The MMR shows the number of 911 calls for cardiac arrest or choking increased 25% in fiscal year 2020 — 32,831 calls. New Yorkers’ hearts were breaking.

And in the midst of this very human tragedy, the city, like many cities across America, saw an uptick in protests and riots in the wake of the killing of George Floyd. For a variety of reasons, over this past summer, there has also been an uptick in shootings and murders — nothing remotely like the 2000+ murders a year that were once an annual benchmark around these parts, but very troubling nonetheless.

Though my family personally suffered many tragedies over these many months living in this great city — the loss of loved ones, neighbors, colleagues, and even a beloved neighborhood proprietor — and though the future remains uncertain, I’d like to tell the naysayers: DON’T COUNT THIS CITY OUT! As Stefanos Chen writes in the New York Times: “Five months after Covid-19 crippled the city’s real estate market, sales across the city are down, but the boroughs beyond Manhattan are faring better, in some rare cases even exceeding pre-pandemic expectations.” And there are other hopeful signs that the city has turned a corner. The hospitalization, infection, and death rates from the pandemic have been crushed. Indeed, the infection rate remains below 1% at this stage (I’ll have more to say about that in the coming weeks), and only one New York state resident died from COVID-related causes yesterday. That’s quite a difference from the horrendous numbers we saw back during March, April, and May.

Still, put in perspective, despite some enormous uncertainty — and a mayor so universally disliked, he couldn’t win a campaign for dog-catcher — I’d just like to say to the U.S. Justice Department, which has recently declared my hometown an “anarchist city“: WTF?

This is so obviously tied to feuds over federal funding, so I think we can chalk up much of this debate to pure politics.

But puh-lease. I have lived in this city my whole life; even during these crazy times, I remain in a working-class / middle class neighborhood and can walk outside my home at any hour of the day or night without concern for getting hit by a stray bullet. I’ve been fortunate to have never been a victim of a single crime in my 60 years living here: not a mugging, not a robbery (unless you want to count getting tickets for that age-old insane practice of “alternate-side-of-the-street parking“, a crime if ever there was one!). Yes, key neighborhoods have been affected by this tragic uptick in violence, but “anarchy” (which is being used here as a synonym for “disorder”)? Not quite.

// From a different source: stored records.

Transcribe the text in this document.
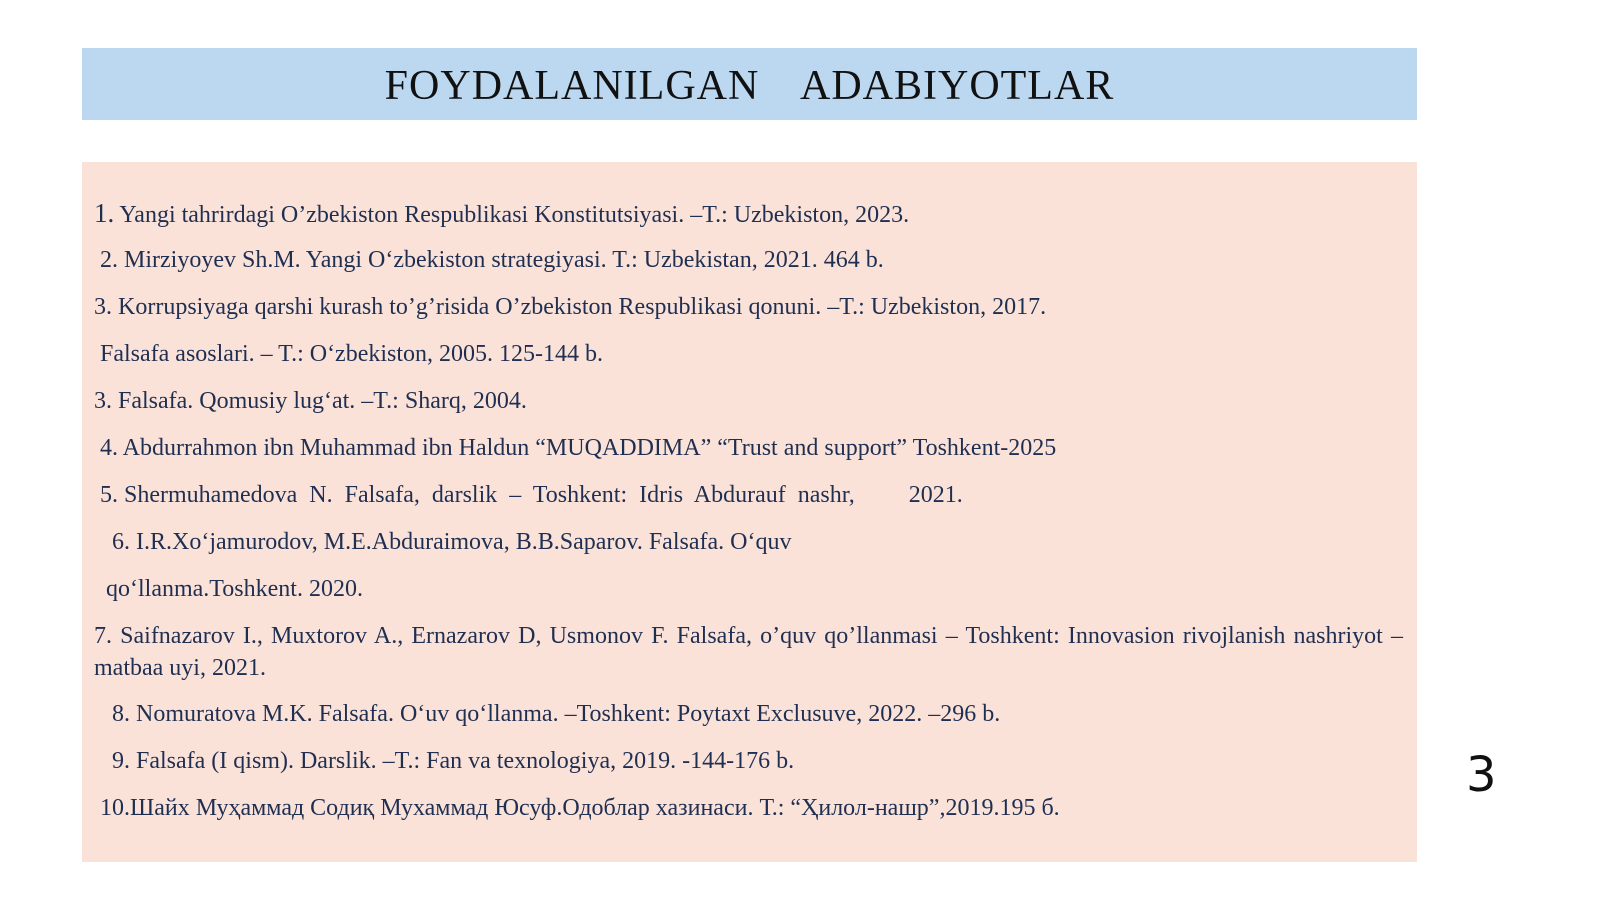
FOYDALANILGAN  ADABIYOTLAR
1. Yangi tahrirdagi O’zbekiston Respublikasi Konstitutsiyasi. –T.: Uzbekiston, 2023.
2. Mirziyoyev Sh.M. Yangi O‘zbekiston strategiyasi. T.: Uzbekistan, 2021. 464 b.
3. Korrupsiyaga qarshi kurash to’g’risida O’zbekiston Respublikasi qonuni. –T.: Uzbekiston, 2017.
Falsafa asoslari. – T.: O‘zbekiston, 2005. 125-144 b.
3. Falsafa. Qomusiy lug‘at. –T.: Sharq, 2004.
4. Abdurrahmon ibn Muhammad ibn Haldun “MUQADDIMA” “Trust and support” Toshkent-2025
5. Shermuhamedova  N.  Falsafa,  darslik  –  Toshkent:  Idris  Abdurauf  nashr,         2021.
6. I.R.Xo‘jamurodov, M.E.Abduraimova, B.B.Saparov. Falsafa. O‘quv
qo‘llanma.Toshkent. 2020.
7. Saifnazarov I., Muxtorov A., Ernazarov D, Usmonov F. Falsafa, o’quv qo’llanmasi – Toshkent: Innovasion rivojlanish nashriyot –matbaa uyi, 2021.
8. Nomuratova M.K. Falsafa. O‘uv qo‘llanma. –Toshkent: Poytaxt Exclusuve, 2022. –296 b.
9. Falsafa (I qism). Darslik. –T.: Fan va texnologiya, 2019. -144-176 b.
10.Шайх Муҳаммад Содиқ Мухаммад Юсуф.Одоблар хазинаси. Т.: “Ҳилол-нашр”,2019.195 б.
3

In truth, however, this city became the greatest city in the world — yeah, my arrogant, unreconstructed, unequivocal New York values are clearly on display here — precisely because it has always embraced a touch of “anarchy” as part of its tapestry. By that, I mean, it has drawn strength from the spontaneous, innovative, unplanned, entrepreneurial, and creative powers unleashed by all those individuals who have come here seeking a better life. It is a city of remarkably diverse neighborhoods, each of which brings authenticity to the fabric of its culture.

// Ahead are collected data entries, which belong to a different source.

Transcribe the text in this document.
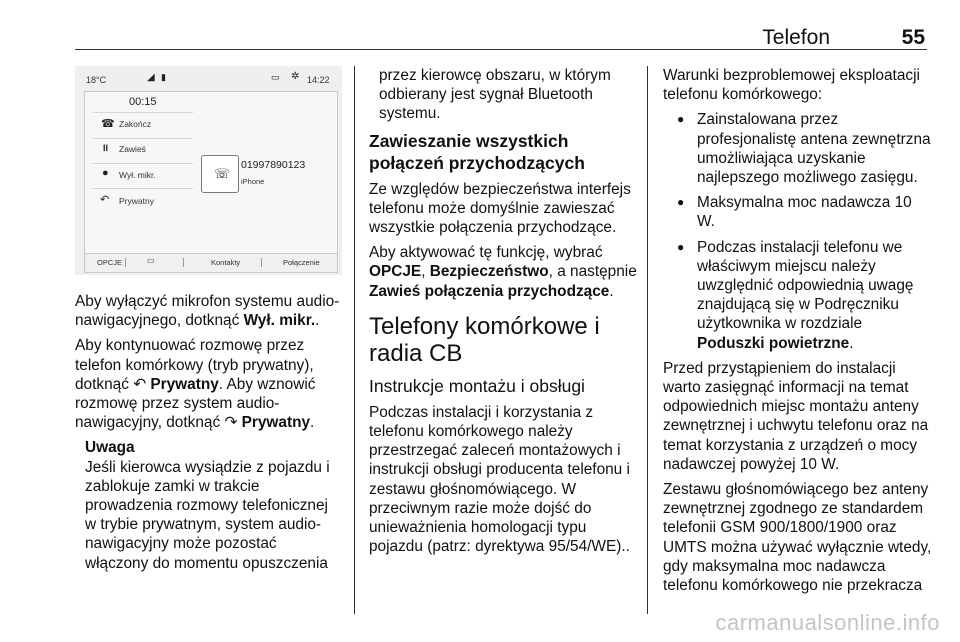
Telefon	55
18°C	◢ ▮	▭ ✲ 14:22
00:15
☎ Zakończ
II Zawieś
● Wył. mikr.
↶ Prywatny
☏
01997890123
iPhone
OPCJE	▭	Kontakty	Połączenie

Aby wyłączyć mikrofon systemu audio-nawigacyjnego, dotknąć Wył. mikr..

Aby kontynuować rozmowę przez telefon komórkowy (tryb prywatny), dotknąć ↶ Prywatny. Aby wznowić rozmowę przez system audio-nawigacyjny, dotknąć ↷ Prywatny.

Uwaga
Jeśli kierowca wysiądzie z pojazdu i zablokuje zamki w trakcie prowadzenia rozmowy telefonicznej w trybie prywatnym, system audio-nawigacyjny może pozostać włączony do momentu opuszczenia

przez kierowcę obszaru, w którym odbierany jest sygnał Bluetooth systemu.

Zawieszanie wszystkich połączeń przychodzących

Ze względów bezpieczeństwa interfejs telefonu może domyślnie zawieszać wszystkie połączenia przychodzące.

Aby aktywować tę funkcję, wybrać OPCJE, Bezpieczeństwo, a następnie Zawieś połączenia przychodzące.

Telefony komórkowe i radia CB
Instrukcje montażu i obsługi

Podczas instalacji i korzystania z telefonu komórkowego należy przestrzegać zaleceń montażowych i instrukcji obsługi producenta telefonu i zestawu głośnomówiącego. W przeciwnym razie może dojść do unieważnienia homologacji typu pojazdu (patrz: dyrektywa 95/54/WE)..

Warunki bezproblemowej eksploatacji telefonu komórkowego:

● Zainstalowana przez profesjonalistę antena zewnętrzna umożliwiająca uzyskanie najlepszego możliwego zasięgu.
● Maksymalna moc nadawcza 10 W.
● Podczas instalacji telefonu we właściwym miejscu należy uwzględnić odpowiednią uwagę znajdującą się w Podręczniku użytkownika w rozdziale Poduszki powietrzne.

Przed przystąpieniem do instalacji warto zasięgnąć informacji na temat odpowiednich miejsc montażu anteny zewnętrznej i uchwytu telefonu oraz na temat korzystania z urządzeń o mocy nadawczej powyżej 10 W.

Zestawu głośnomówiącego bez anteny zewnętrznej zgodnego ze standardem telefonii GSM 900/1800/1900 oraz UMTS można używać wyłącznie wtedy, gdy maksymalna moc nadawcza telefonu komórkowego nie przekracza

carmanualsonline.info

This city is not dead. It will survive. It survived the Great Depression. It survived the antiwar and civil rights unrest of the 1960s and the urban blight of the 1970s and 1980s. It survived 9/11. It survived Superstorm Sandy. And it will survive this pandemic, the lockdowns, and the systemic instability unleashed by the most recent series of tragedies.

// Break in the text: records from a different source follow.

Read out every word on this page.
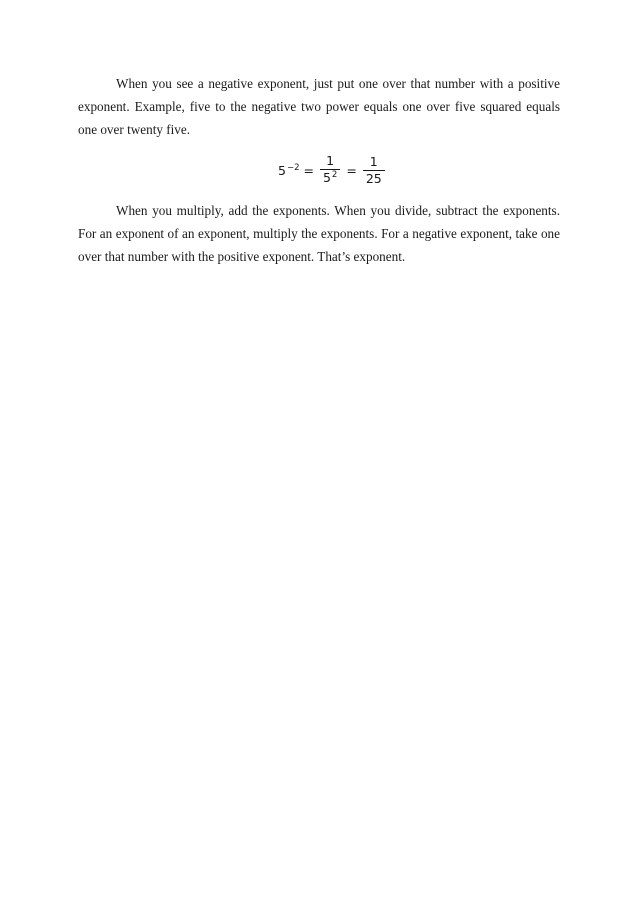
When you see a negative exponent, just put one over that number with a positive exponent. Example, five to the negative two power equals one over five squared equals one over twenty five.

$5^{-2} = \frac{1}{5^2} = \frac{1}{25}$

When you multiply, add the exponents. When you divide, subtract the exponents. For an exponent of an exponent, multiply the exponents. For a negative exponent, take one over that number with the positive exponent. That’s exponent.
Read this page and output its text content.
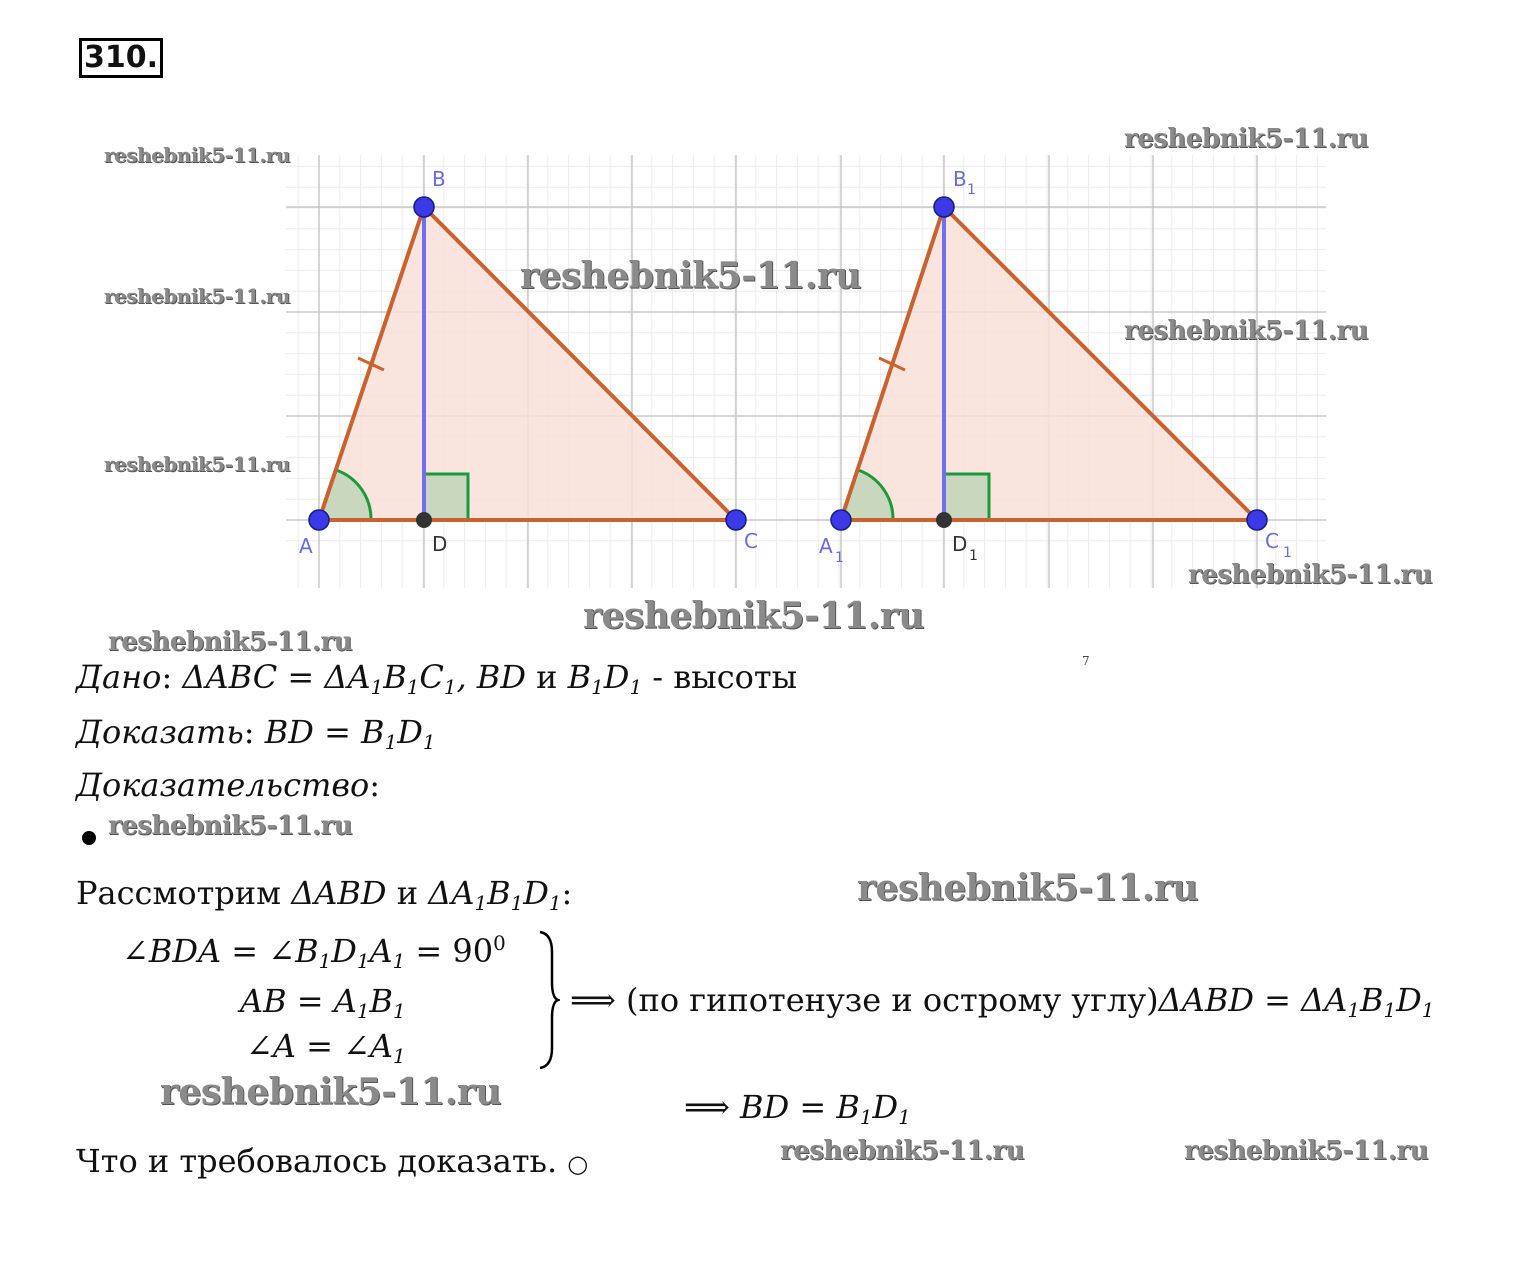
310.
A
B
C
D	A 1
B 1
C 1
D 1
reshebnik5-11.ru
reshebnik5-11.ru
reshebnik5-11.ru
reshebnik5-11.ru
reshebnik5-11.ru
reshebnik5-11.ru
reshebnik5-11.ru
reshebnik5-11.ru
reshebnik5-11.ru
reshebnik5-11.ru
reshebnik5-11.ru
reshebnik5-11.ru
reshebnik5-11.ru	reshebnik5-11.ru
7
Дано: $\Delta ABC = \Delta A_1B_1C_1$, BD и $B_1D_1$ - высоты
Доказать: BD = $B_1D_1$
Доказательство:
Рассмотрим ΔABD и $\Delta A_1B_1D_1$:
∠BDA = $\angle B_1D_1A_1 = 90^0$
AB = $A_1B_1$
∠A = $\angle A_1$
⟹ (по гипотенузе и острому углу)ΔABD = $\Delta A_1B_1D_1$
⟹ BD = $B_1D_1$
Что и требовалось доказать. ○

One thing is for sure: New Yorkers have not lost their sense of humor. Reacting to this designation of the city as a haven of anarchy, residents responded with a Bronx cheer. Here’s a sampling of some of the sarcastic comments from folks across the city:

“I was able to document the ‘anarchy’ in NYC yesterday after my 5 mile bike ride with my son and wife yesterday. … Truly terrifying.”

“If NYC has anarchy, is alternate side parking still enforced?”

“NYC’s anarchy on full display,” another person tweeted, along with a picture of eight well-behaved dogs out for a walk. “Won’t somebody put an end to this violence? Law and order is desperately needed.”

But my favorite came from a New York native, who accompanied their tweet with a picture of a sun-dappled city park: “Can’t spell anarchy without NYC!”